根津美術館が所蔵する屈指の名品「百椿図」。「本之巻」「末之巻」の2巻の巻物で、100余種の園芸品種の椿が描かれています。
2巻あわせると約24メートルという大作。いままでも何度か出品されたことはありますが、今回の展覧会では可能な限り広げて展示したことで、ほぼ全貌を見ることができます。
百椿図百椿図の椿は、様々な器物を花器に見立てて描かれているのも特徴のひとつ。
花瓶、籠、三方、膳などは普通ですが、文箱、硯箱、扇、団扇、ちりとり、羽箒…はては大根にいたるまで、身の回りの様々な品を使って椿を飾っています。いわば、江戸時代のフラワーアレンジメントといえるものです。

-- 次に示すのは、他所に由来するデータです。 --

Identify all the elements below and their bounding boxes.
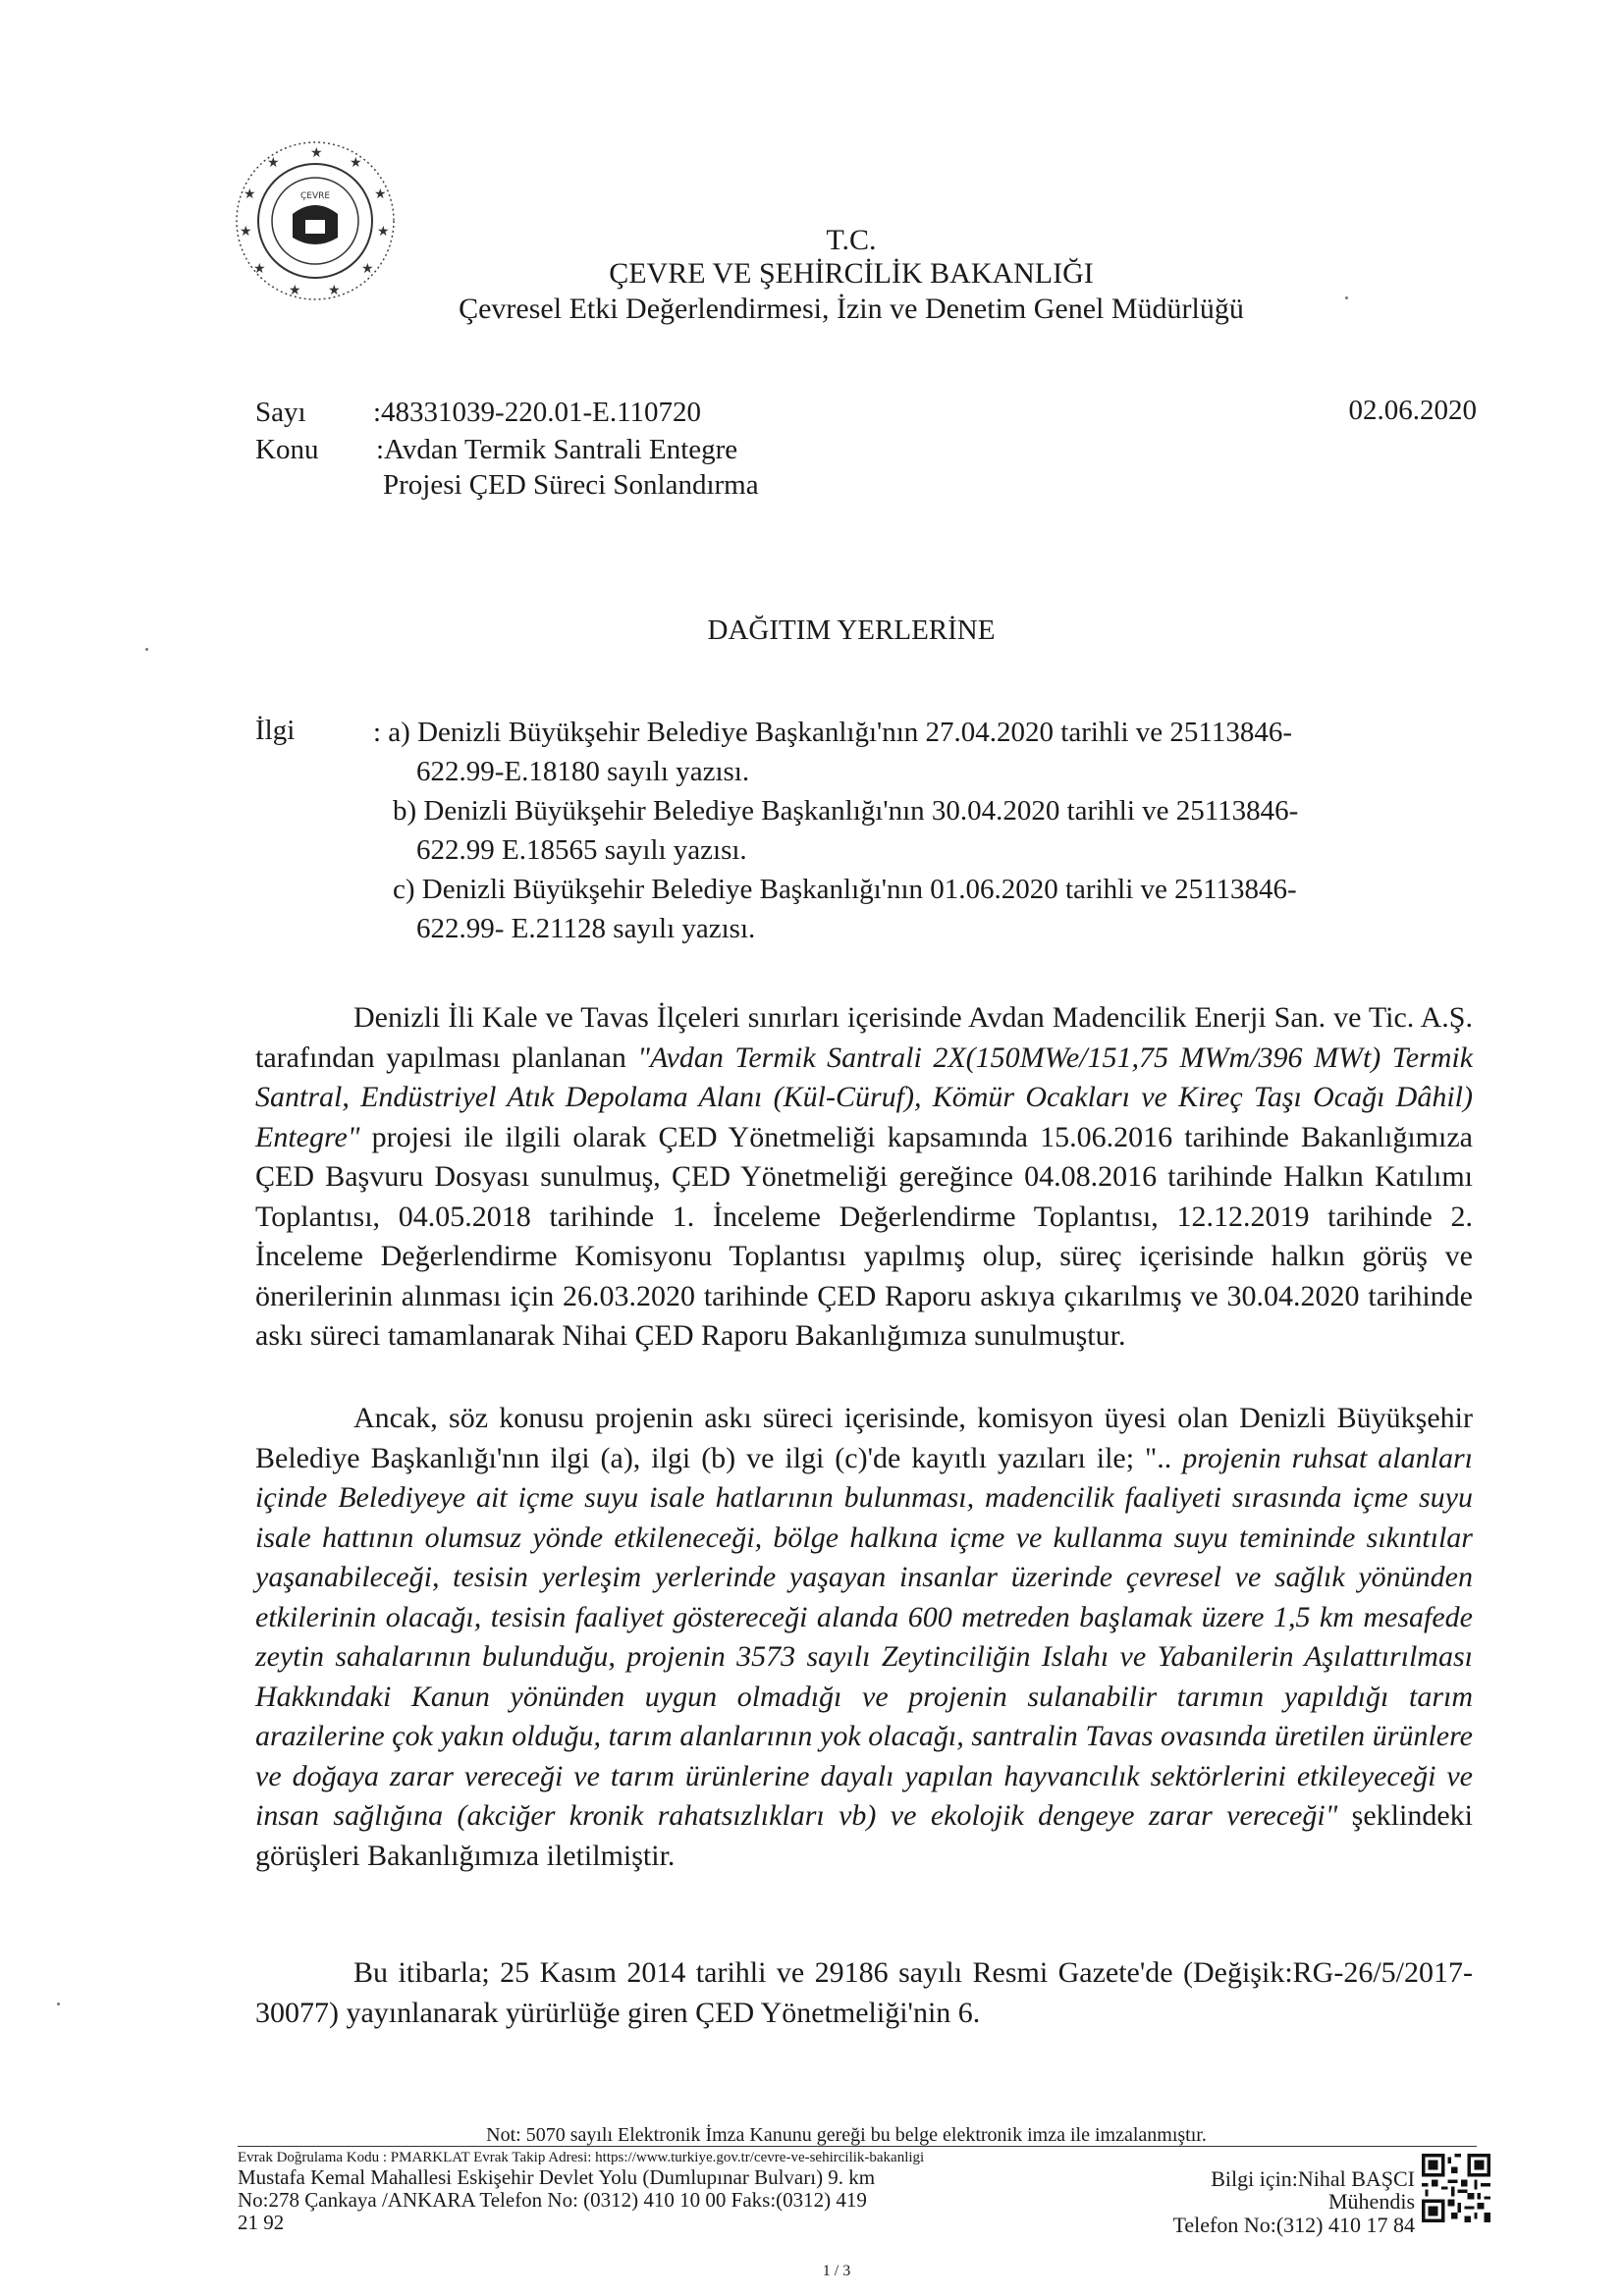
body-paragraph-1 <box>255 998 1473 1357</box>
contact-title: Mühendis <box>1328 2189 1415 2214</box>
country-heading: T.C. <box>826 224 877 256</box>
svg-text:★: ★ <box>289 283 301 298</box>
distribution-text: DAĞITIM YERLERİNE <box>707 614 996 646</box>
ilgi-label: İlgi <box>255 715 296 746</box>
address-line: No:278 Çankaya /ANKARA Telefon No: (0312) 410 10 00 Faks:(0312) 419 <box>238 2188 867 2212</box>
quoted-opinion-italic: projenin ruhsat alanları içinde Belediyeye ait içme suyu isale hatlarının bulunması, madencilik faaliyeti sırasında içme suyu isale hattının olumsuz yönde etkileneceği, bölge halkına içme ve kullanma suyu temininde sıkıntılar yaşanabileceği, tesisin yerleşim yerlerinde yaşayan insanlar üzerinde çevresel ve sağlık yönünden etkilerinin olacağı, tesisin faaliyet göstereceği alanda 600 metreden başlamak üzere 1,5 km mesafede zeytin sahalarının bulunduğu, projenin 3573 sayılı Zeytinciliğin Islahı ve Yabanilerin Aşılattırılması Hakkındaki Kanun yönünden uygun olmadığı ve projenin sulanabilir tarımın yapıldığı tarım arazilerine çok yakın olduğu, tarım alanlarının yok olacağı, santralin Tavas ovasında üretilen ürünlere ve doğaya zarar vereceği ve tarım ürünlerine dayalı yapılan hayvancılık sektörlerini etkileyeceği ve insan sağlığına (akciğer kronik rahatsızlıkları vb) ve ekolojik dengeye zarar vereceği" <box>255 1441 1473 1832</box>
svg-text:★: ★ <box>310 145 323 161</box>
distribution-heading <box>0 614 1624 647</box>
qr-code-icon <box>1422 2153 1490 2223</box>
svg-text:★: ★ <box>253 261 266 277</box>
sayi-label: Sayı <box>255 397 306 428</box>
ministry-heading: ÇEVRE VE ŞEHİRCİLİK BAKANLIĞI <box>609 257 1094 290</box>
svg-text:ÇEVRE: ÇEVRE <box>300 191 331 201</box>
scan-speck <box>145 648 148 651</box>
konu-value-line2: Projesi ÇED Süreci Sonlandırma <box>383 469 759 501</box>
paragraph-text: şeklindeki görüşleri Bakanlığımıza iletilmiştir. <box>255 1799 1473 1872</box>
paragraph-text: Denizli İli Kale ve Tavas İlçeleri sınırları içerisinde Avdan Madencilik Enerji San. ve Tic. A.Ş. tarafından yapılması planlanan <box>255 1001 1473 1074</box>
ilgi-line: 622.99-E.18180 sayılı yazısı. <box>416 756 750 787</box>
svg-text:★: ★ <box>267 155 280 171</box>
konu-label: Konu <box>255 434 319 465</box>
svg-text:★: ★ <box>244 187 256 202</box>
document-date: 02.06.2020 <box>1348 395 1477 426</box>
address-line: 21 92 <box>238 2211 285 2234</box>
paragraph-text: Ancak, söz konusu projenin askı süreci içerisinde, komisyon üyesi olan Denizli Büyükşehir Belediye Başkanlığı'nın ilgi (a), ilgi (b) ve ilgi (c)'de kayıtlı yazıları ile; ".. <box>255 1402 1473 1474</box>
scan-speck <box>57 2002 60 2005</box>
verification-info: Evrak Doğrulama Kodu : PMARKLAT Evrak Takip Adresi: https://www.turkiye.gov.tr/cevre-ve-sehircilik-bakanligi <box>238 2150 925 2165</box>
konu-value-line1: :Avdan Termik Santrali Entegre <box>376 434 738 465</box>
svg-text:★: ★ <box>350 155 362 171</box>
body-paragraph-3: Bu itibarla; 25 Kasım 2014 tarihli ve 29186 sayılı Resmi Gazete'de (Değişik:RG-26/5/2017-30077) yayınlanarak yürürlüğe giren ÇED Yönetmeliği'nin 6. <box>255 1956 1473 2029</box>
address-line: Mustafa Kemal Mahallesi Eskişehir Devlet Yolu (Dumlupınar Bulvarı) 9. km <box>238 2165 876 2189</box>
ilgi-line: 622.99- E.21128 sayılı yazısı. <box>416 913 756 944</box>
body-paragraph-2 <box>255 1399 1473 1876</box>
footer-divider <box>238 2146 1477 2147</box>
svg-text:★: ★ <box>328 283 341 298</box>
ilgi-line: c) Denizli Büyükşehir Belediye Başkanlığı'nın 01.06.2020 tarihli ve 25113846- <box>393 874 1297 905</box>
svg-text:★: ★ <box>377 224 390 240</box>
svg-text:★: ★ <box>374 187 387 202</box>
page-number: 1 / 3 <box>822 2263 851 2279</box>
ilgi-line: b) Denizli Büyükşehir Belediye Başkanlığı'nın 30.04.2020 tarihli ve 25113846- <box>393 795 1299 827</box>
contact-phone: Telefon No:(312) 410 17 84 <box>1172 2213 1415 2237</box>
paragraph-text: projesi ile ilgili olarak ÇED Yönetmeliği kapsamında 15.06.2016 tarihinde Bakanlığımıza ÇED Başvuru Dosyası sunulmuş, ÇED Yönetmeliği gereğince 04.08.2016 tarihinde Halkın Katılımı Toplantısı, 04.05.2018 tarihinde 1. İnceleme Değerlendirme Toplantısı, 12.12.2019 tarihinde 2. İnceleme Değerlendirme Komisyonu Toplantısı yapılmış olup, süreç içerisinde halkın görüş ve önerilerinin alınması için 26.03.2020 tarihinde ÇED Raporu askıya çıkarılmış ve 30.04.2020 tarihinde askı süreci tamamlanarak Nihai ÇED Raporu Bakanlığımıza sunulmuştur. <box>255 1120 1473 1352</box>
project-name-italic: "Avdan Termik Santrali 2X(150MWe/151,75 MWm/396 MWt) Termik Santral, Endüstriyel Atık Depolama Alanı (Kül-Cüruf), Kömür Ocakları ve Kireç Taşı Ocağı Dâhil) Entegre" <box>255 1041 1474 1153</box>
scan-speck <box>1345 296 1348 299</box>
directorate-heading: Çevresel Etki Değerlendirmesi, İzin ve Denetim Genel Müdürlüğü <box>459 293 1244 325</box>
ilgi-line: : a) Denizli Büyükşehir Belediye Başkanlığı'nın 27.04.2020 tarihli ve 25113846- <box>373 717 1293 748</box>
contact-name: Bilgi için:Nihal BAŞCI <box>1211 2166 1415 2191</box>
svg-text:★: ★ <box>361 261 374 277</box>
sayi-value: :48331039-220.01-E.110720 <box>373 397 702 428</box>
ilgi-line: 622.99 E.18565 sayılı yazısı. <box>416 834 747 866</box>
e-signature-note: Not: 5070 sayılı Elektronik İmza Kanunu gereği bu belge elektronik imza ile imzalanmıştır. <box>486 2124 1207 2146</box>
svg-text:★: ★ <box>240 224 252 240</box>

また図中には皇族や門跡、公家や大名、歌人や俳人、儒学者、僧侶など49人の人々が和歌や俳句、漢詩を書いています。
丹波(現在の兵庫県)篠山藩主の松平忠国とその息子が二代にわたって書いてもらったようで、その冒頭は徳川光圀。ご存知、水戸の黄門さまによるものです。
会場展覧会には百椿図のほかに、室町時代の花鳥画や江戸時代の工芸品なども出展。
また同時開催のテーマ展示は、展示室2で守護神・福徳神の絵画を展示する「天部の絵画 守護と福徳の神々」、展示室6では新年を迎えて最初に行う茶会、初釜にふさわしい道具を紹介する「初釜を祝う」も紹介されています。
可能なら、和服を着て鑑賞したい展覧会。新春に相応しい、雅な雰囲気をお楽しみください。